I feel I know it intimately, although in reality I have never visited it. No matter; I can see it. I can move around it, walking or even drifting, look at it in its generality or inspect it in the closest detail. Here the white-painted walls that Susan so dislikes, covered with the cheap emulsion paint used by the builders who converted the house into flats; here the slightly worn carpet and furniture once owned by your parents. A television set in one corner, a layer of pale dust over the screen, a video recorder beneath it, the digital clock blinking on and off because you have never bothered to set it properly. I see a couple of bookshelves attached to one wall, and they are sagging in the middle because you or whoever put them up did not properly measure the distance between the brackets. I can scan along the shelves to look at your choice of books—some technical manuals, books of photography, a stack of glamour magazines, a random selection of paperback novels with broken spines—and I know you are not a serious reader except when you travel. On the sill against the window are the marks on the white paint where your houseplants stood; the sunlight has yellowed the paint except for five circular patches, themselves slightly marked by grains of dried potting compost.

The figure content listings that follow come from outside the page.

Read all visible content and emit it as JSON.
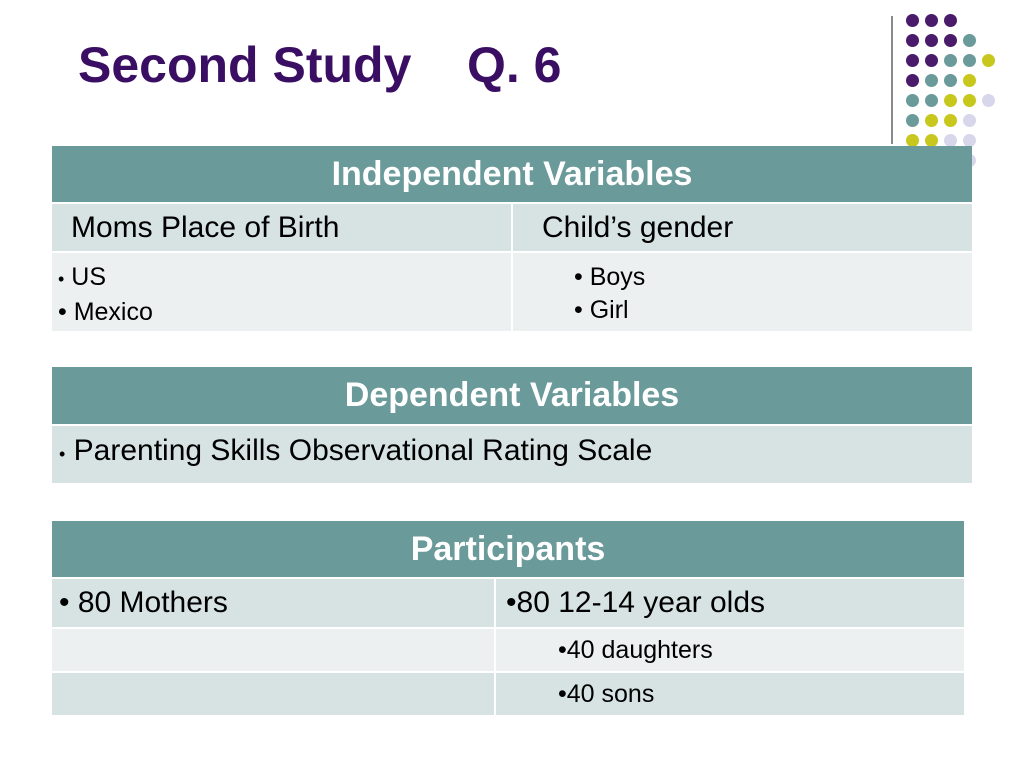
{
  "slide": {
    "title": "Second Study    Q. 6"
  },
  "decoration": {
    "dots_colors": {
      "purple": "#4a1a6b",
      "teal": "#6a9a99",
      "yellow": "#c7c71d",
      "lavender": "#d8d6ea"
    }
  },
  "independent_table": {
    "header": "Independent Variables",
    "columns": [
      "Moms Place of Birth",
      "Child’s gender"
    ],
    "col1_items": [
      "US",
      "Mexico"
    ],
    "col2_items": [
      "Boys",
      "Girl"
    ]
  },
  "dependent_table": {
    "header": "Dependent Variables",
    "item": "Parenting Skills Observational Rating Scale"
  },
  "participants_table": {
    "header": "Participants",
    "mothers": "• 80 Mothers",
    "children": "•80 12-14 year olds",
    "daughters": "•40 daughters",
    "sons": "•40 sons"
  }
}
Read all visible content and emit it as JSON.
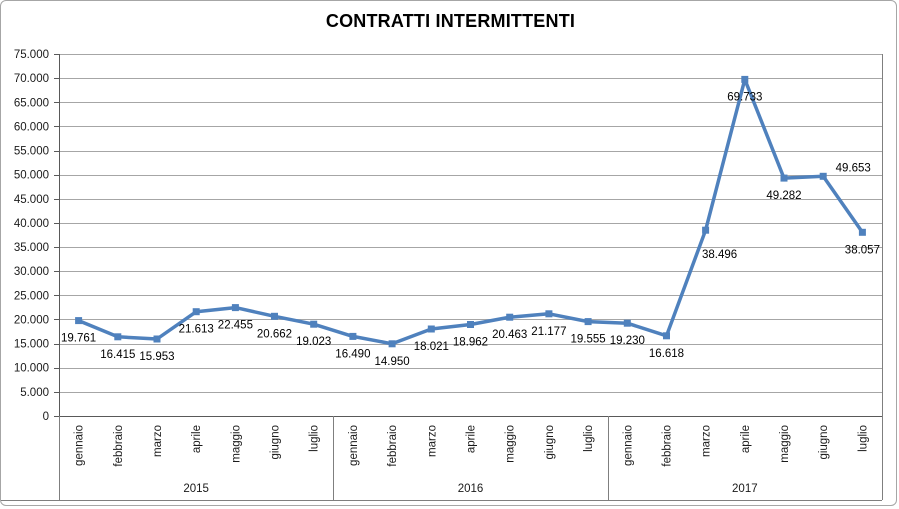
{
  "chart_data": {
    "type": "line",
    "title": "CONTRATTI INTERMITTENTI",
    "legend": "none",
    "grid": true,
    "groups": [
      {
        "year": "2015",
        "months": [
          "gennaio",
          "febbraio",
          "marzo",
          "aprile",
          "maggio",
          "giugno",
          "luglio"
        ]
      },
      {
        "year": "2016",
        "months": [
          "gennaio",
          "febbraio",
          "marzo",
          "aprile",
          "maggio",
          "giugno",
          "luglio"
        ]
      },
      {
        "year": "2017",
        "months": [
          "gennaio",
          "febbraio",
          "marzo",
          "aprile",
          "maggio",
          "giugno",
          "luglio"
        ]
      }
    ],
    "series": [
      {
        "color": "#4F81BD",
        "values": [
          19761,
          16415,
          15953,
          21613,
          22455,
          20662,
          19023,
          16490,
          14950,
          18021,
          18962,
          20463,
          21177,
          19555,
          19230,
          16618,
          38496,
          69733,
          49282,
          49653,
          38057
        ],
        "point_labels": [
          "19.761",
          "16.415",
          "15.953",
          "21.613",
          "22.455",
          "20.662",
          "19.023",
          "16.490",
          "14.950",
          "18.021",
          "18.962",
          "20.463",
          "21.177",
          "19.555",
          "19.230",
          "16.618",
          "38.496",
          "69.733",
          "49.282",
          "49.653",
          "38.057"
        ]
      }
    ],
    "y_axis": {
      "min": 0,
      "max": 75000,
      "step": 5000,
      "tick_labels": [
        "0",
        "5.000",
        "10.000",
        "15.000",
        "20.000",
        "25.000",
        "30.000",
        "35.000",
        "40.000",
        "45.000",
        "50.000",
        "55.000",
        "60.000",
        "65.000",
        "70.000",
        "75.000"
      ]
    },
    "label_offsets": {
      "default": [
        0,
        17
      ],
      "16": [
        14,
        24
      ],
      "19": [
        30,
        -9
      ]
    },
    "palette": {
      "gridline": "#a6a6a6",
      "axis": "#595959",
      "band": "#7f7f7f",
      "text": "#1a1a1a",
      "frame_border": "#a6a6a6"
    }
  }
}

There is a faint smell of dust, also of damp. Your room speaks of transience, impermanence. I judge you are often away, that you do not feel settled or comfortable here even though you have owned the place for some time.

I know this room. I have inhabited it mentally from the day I first knew of you. It is real to me because this is how I have always visualized it, how I have imagined it when I have known you are here. I know the rest of the apartment in the same way, my interest in you extending to everything about you.

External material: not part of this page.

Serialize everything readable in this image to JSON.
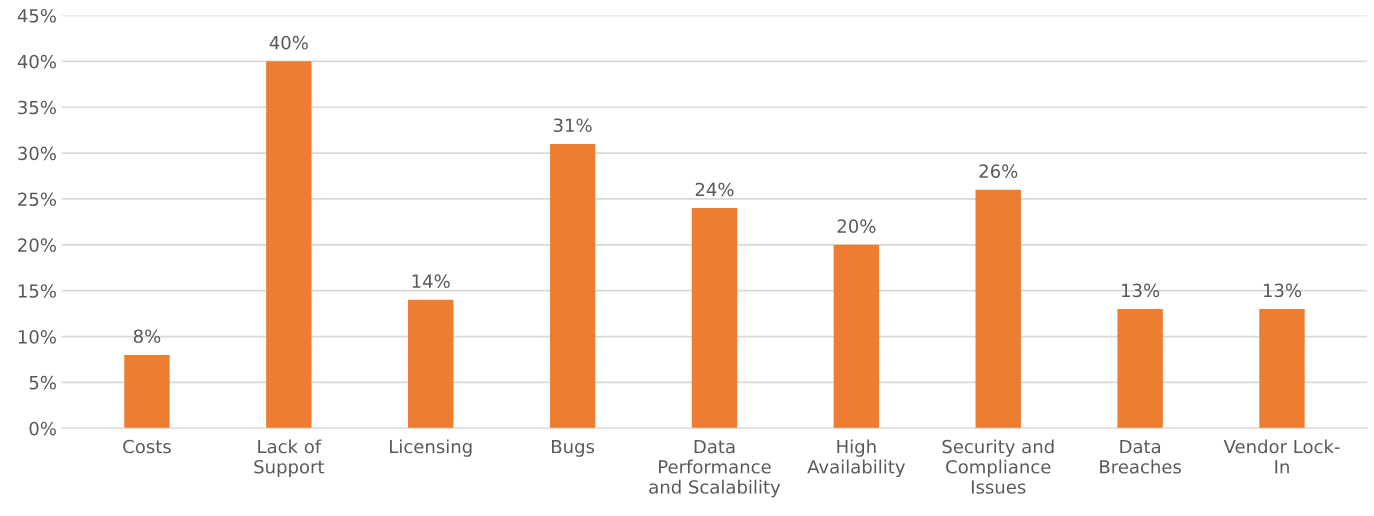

Your real life does not concern me, nor does the reality of where you might actually live. This is what I have created for you.

So here you are in this room, and Susan is with you. Both of you are motionless, because for the time being I have stilled you. Susan is sitting wide-eyed in the chair by the window, watching what you are trying to do. She has placed her canvas bag on the floor beside the chair and its strap snakes lightly over one of her feet. On the carpet in front of her is the opened envelope in which I had given her my story. A dark pooi of moisture lies in the weave of the carpet beside the overturned beer can. You are a few feet away from Susan, frozen in your aggressive search, just as you were when I decided to call a halt.

And I am here too, of course, although neither of you can see me.

What do you hope to achieve as you search for me? If you found me what would you do? Do you seek some kind of conclusion to all our wretched dealings? Surely I cannot matter to you anymore, as for weeks I have left you alone, or at least have left you alone as far as you were aware? You have stirred me from my quiescence by this sudden eruption of interest in me. Left to yourself, you had decided to break off your relationship with Susan. That suited me; only Susan concerns me, and as soon as you have finished with her I will be finished with you. So why should I matter to you anymore?

Yes, but Susan has shown you what I have written about you!

You clasp it in your hand, knowing that it describes you. It invalidates you, Grey. What you remember of the hospital now becomes false because I created it for you, and by extension it invalidates your memories of France, and by extension from that it invalidates everything else. You thought you could trust those memories because they have conviction, but I can tell you they have not.

Do you believe me? How good is your memory? Can you believe anything you remember or do you trust only what you are told?